When reading through the optimization innards of OpenMx, I came across this piece of code:

in npsolWrap.c, l.356:

if((x[k] == 0.0) && !disableOptimizer) {
x[k] += 0.1;
}

If I am not mistaken, the array x holds the starting values at that time point. I presume that this if-clause is included in order to avoid some "bad" starting conditions of the model-implied covariance matrix. However, shouldn't users be informed or warned that the model is actually fitted with different starting values than those they had specified?

best regards,
Andreas

Replied on Tue, 04/10/2012 - 11:52
Picture of user. mspiegel Joined: 07/31/2009

This is a tricky one.           

As a matter of principle, I agree that we should be informing the user that we jiggled their starting values away from 0.0. However, there are a couple of caveats in this particular case:

  • Not performing this step results in a lot of non-positive-definite errors.
  • We could issue a warning(). My opinion is that warnings are useless, because programmers tend to ignore them.
  • We could just print some text to the console. I don't really like this either.
  • We could add an mxOption() to disable this behavior. And/or we could add an informational message to the summary() output.

In any case, we should probably document this behavior in the ?mxRun() file.

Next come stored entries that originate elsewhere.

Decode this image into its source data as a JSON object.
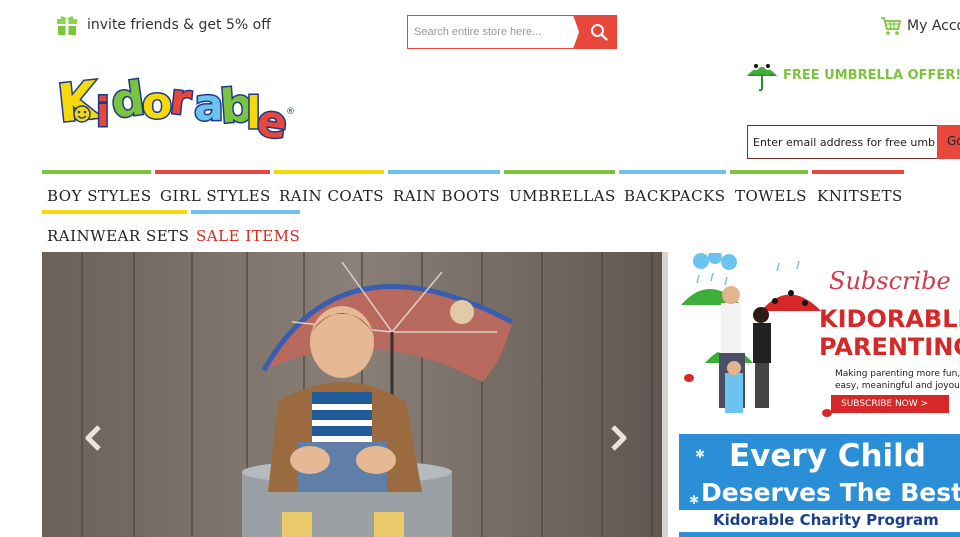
{
  "top_bar": {
    "invite_text": "invite friends & get 5% off",
    "search_placeholder": "Search entire store here...",
    "account_label": "My Acco"
  },
  "logo": {
    "text": "Kidorable",
    "registered": "®"
  },
  "promo": {
    "text": "FREE UMBRELLA OFFER!"
  },
  "newsletter": {
    "placeholder": "Enter email address for free umbrella",
    "button_label": "Go"
  },
  "nav": {
    "items": [
      {
        "label": "BOY STYLES",
        "color": "#7cc43e"
      },
      {
        "label": "GIRL STYLES",
        "color": "#e8473c"
      },
      {
        "label": "RAIN COATS",
        "color": "#f5d90b"
      },
      {
        "label": "RAIN BOOTS",
        "color": "#6cc3ef"
      },
      {
        "label": "UMBRELLAS",
        "color": "#7cc43e"
      },
      {
        "label": "BACKPACKS",
        "color": "#6cc3ef"
      },
      {
        "label": "TOWELS",
        "color": "#7cc43e"
      },
      {
        "label": "KNITSETS",
        "color": "#e8473c"
      },
      {
        "label": "RAINWEAR SETS",
        "color": "#f5d90b"
      },
      {
        "label": "SALE ITEMS",
        "color": "#6cc3ef"
      }
    ]
  },
  "carousel": {
    "prev_icon": "chevron-left-icon",
    "next_icon": "chevron-right-icon"
  },
  "banners": {
    "subscribe": {
      "script_title": "Subscribe",
      "title_line1": "KIDORABLE",
      "title_line2": "PARENTING",
      "tagline_line1": "Making parenting more fun,",
      "tagline_line2": "easy, meaningful and joyous",
      "cta": "SUBSCRIBE NOW >"
    },
    "charity": {
      "line1": "Every Child",
      "line2": "Deserves The Best",
      "line3": "Kidorable Charity Program"
    }
  },
  "colors": {
    "accent_red": "#e8473c",
    "brand_green": "#7cc43e",
    "brand_yellow": "#f5d90b",
    "brand_blue": "#6cc3ef",
    "sale_red": "#d9261c"
  }
}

Replied on Tue, 04/10/2012 - 12:10
Picture of user. brandmaier Joined: 02/04/2010

In reply to by mspiegel

I agree with all your points.

I like the mxOption() very much. I can imagine having the possibility for specifying a "behavior" for start values, which in the long run could be, e.g.:

- "default": use the user-specified starting values (with clever improvements, like altering zeros)
- "force-user-specified-values": use the user-specified values no matter how bad they behave
- "least-squares": use least-squares estimates to override the user-specified start values
- "help-me-dear-openmx-gods": provide some clever estimates, if user has no clue, at all. Like setting variances to .5, covariances to .1 and loadings to 1.0. Or anything that is more clever.